À l’aide d’AgConnexion, l’agriculteur peut maintenant facilement croiser des informations liées à ses intrants — le volume de chaux épandu en début de saison, entre autres — avec le résultat de sa moisson finale, soit le nombre de tonnes de blé récoltées au mètre carré. Il arrive ainsi à calculer son rendement de l’investissement.
L’entrepreneur général EBC a quant à lui choisi de développer ses propres outils en interne. « Nous avons entrepris de consolider les données de notre logiciel ERP (Enterprise resource planning) — qui contient toute l’information sur nos suivis d’affaires — avec les données de nos plateformes de gestion de projets », précise Philippe De Guise, directeur des technologies de l’information de la firme montréalaise.
Cette opération doit permettre aux gestionnaires de prendre des décisions plus rapides et plus éclairées, en recoupant des informations provenant de ses différentes plateformes.
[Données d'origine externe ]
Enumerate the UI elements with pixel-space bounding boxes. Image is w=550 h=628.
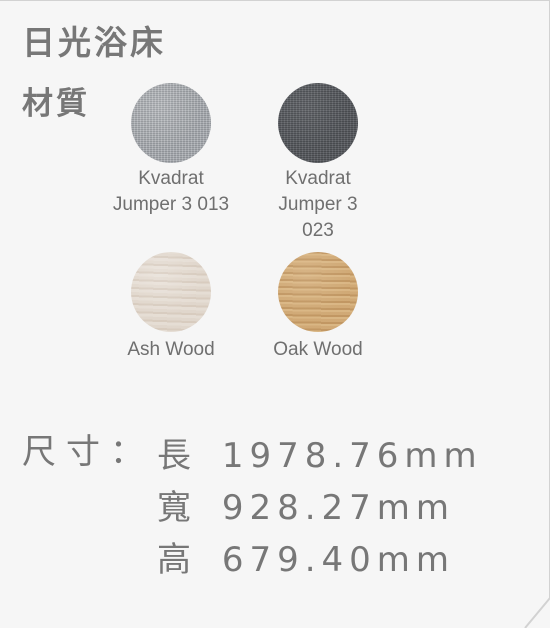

EBC pourra entre autres instaurer des paiements automatiques sur certains types de commande, mais aussi mieux coordonner la présence du personnel sur les chantiers.
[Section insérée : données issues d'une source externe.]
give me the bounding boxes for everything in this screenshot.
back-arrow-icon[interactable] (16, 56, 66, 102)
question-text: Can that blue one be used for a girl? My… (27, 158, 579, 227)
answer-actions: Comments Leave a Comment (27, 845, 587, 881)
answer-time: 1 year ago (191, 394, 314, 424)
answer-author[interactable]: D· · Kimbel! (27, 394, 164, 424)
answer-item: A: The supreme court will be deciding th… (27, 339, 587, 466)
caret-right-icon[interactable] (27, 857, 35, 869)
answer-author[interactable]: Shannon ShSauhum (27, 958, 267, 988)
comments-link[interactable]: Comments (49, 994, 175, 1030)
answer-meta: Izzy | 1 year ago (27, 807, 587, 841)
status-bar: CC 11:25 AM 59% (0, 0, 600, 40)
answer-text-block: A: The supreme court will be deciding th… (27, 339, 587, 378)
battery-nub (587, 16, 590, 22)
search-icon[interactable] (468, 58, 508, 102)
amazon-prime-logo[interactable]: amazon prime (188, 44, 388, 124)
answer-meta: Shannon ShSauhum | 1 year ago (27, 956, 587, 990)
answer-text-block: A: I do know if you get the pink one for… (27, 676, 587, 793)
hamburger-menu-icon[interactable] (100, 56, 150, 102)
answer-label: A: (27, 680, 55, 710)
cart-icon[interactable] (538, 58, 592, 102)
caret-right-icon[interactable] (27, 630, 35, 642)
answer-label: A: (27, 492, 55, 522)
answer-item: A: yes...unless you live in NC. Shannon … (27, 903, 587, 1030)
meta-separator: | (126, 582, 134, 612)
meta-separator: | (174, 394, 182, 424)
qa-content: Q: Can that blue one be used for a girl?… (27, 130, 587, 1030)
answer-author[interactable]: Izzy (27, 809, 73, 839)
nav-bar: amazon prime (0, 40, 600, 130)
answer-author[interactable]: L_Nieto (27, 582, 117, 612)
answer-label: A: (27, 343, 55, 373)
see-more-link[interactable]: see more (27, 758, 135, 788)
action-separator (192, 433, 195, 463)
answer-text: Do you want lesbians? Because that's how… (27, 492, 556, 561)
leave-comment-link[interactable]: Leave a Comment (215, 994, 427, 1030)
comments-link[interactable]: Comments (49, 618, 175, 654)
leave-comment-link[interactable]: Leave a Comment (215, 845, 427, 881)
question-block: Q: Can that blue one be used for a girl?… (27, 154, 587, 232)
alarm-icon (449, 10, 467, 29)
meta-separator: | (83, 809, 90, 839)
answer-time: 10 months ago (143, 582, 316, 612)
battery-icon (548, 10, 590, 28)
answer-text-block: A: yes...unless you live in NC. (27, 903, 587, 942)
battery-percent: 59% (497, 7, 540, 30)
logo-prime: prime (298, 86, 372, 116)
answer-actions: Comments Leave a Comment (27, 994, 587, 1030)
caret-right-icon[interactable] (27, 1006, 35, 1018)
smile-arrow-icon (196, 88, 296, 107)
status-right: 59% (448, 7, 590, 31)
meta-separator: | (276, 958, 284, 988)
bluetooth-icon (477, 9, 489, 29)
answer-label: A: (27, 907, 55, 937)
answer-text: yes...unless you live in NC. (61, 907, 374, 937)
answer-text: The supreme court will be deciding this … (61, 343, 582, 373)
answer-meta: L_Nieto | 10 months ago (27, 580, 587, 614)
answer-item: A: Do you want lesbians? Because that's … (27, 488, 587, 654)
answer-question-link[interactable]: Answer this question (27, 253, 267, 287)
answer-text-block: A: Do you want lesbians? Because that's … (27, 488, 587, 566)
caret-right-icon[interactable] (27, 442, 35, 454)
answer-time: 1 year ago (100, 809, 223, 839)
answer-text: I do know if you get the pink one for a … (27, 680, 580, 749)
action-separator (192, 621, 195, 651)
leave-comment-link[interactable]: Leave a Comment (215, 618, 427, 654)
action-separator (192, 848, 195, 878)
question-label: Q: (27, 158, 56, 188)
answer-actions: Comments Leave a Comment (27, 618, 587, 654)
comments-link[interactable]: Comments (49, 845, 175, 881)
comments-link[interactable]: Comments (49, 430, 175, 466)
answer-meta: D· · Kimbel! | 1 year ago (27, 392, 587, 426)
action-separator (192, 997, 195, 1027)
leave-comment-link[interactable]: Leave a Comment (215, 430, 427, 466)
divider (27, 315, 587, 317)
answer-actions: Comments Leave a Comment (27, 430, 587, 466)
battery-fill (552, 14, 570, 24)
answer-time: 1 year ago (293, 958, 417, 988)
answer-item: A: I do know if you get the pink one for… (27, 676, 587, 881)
« Lorsqu’un projet atteint une certaine maturité, on peut commencer à libérer des ressources. Sur la nouvelle interface, les chargés de projet pourront visualiser les ressources disponibles selon des profils de compétences et choisir de les affecter à d’autres projets », illustre Philippe De Guise.
Démocratiser les outils
Dans bien des entreprises québécoises, les applications d’intelligence d’affaires sont la chasse gardée d’une petite équipe d’analystes d’affaires et de scientifiques de données qui s’occupe de générer des rapports présentés au reste de leurs équipes.
Or, la tendance est à une plus grande démocratisation des outils numériques servant à accéder aux données. « Depuis quelques années, la bonne pratique consiste à rendre l’utilisateur autonome dans sa consommation de la donnée, note Adlene Sifi, directeur des services-conseils de la firme de gestion de données Momentum technologies. On veut amener l’utilisateur à produire ses propres rapports d’analyse selon un modèle en libre-service. »
La balle est maintenant dans le camp des nombreux dirigeants qui hésitent encore à s’approprier les outils d’intelligence d’affaires.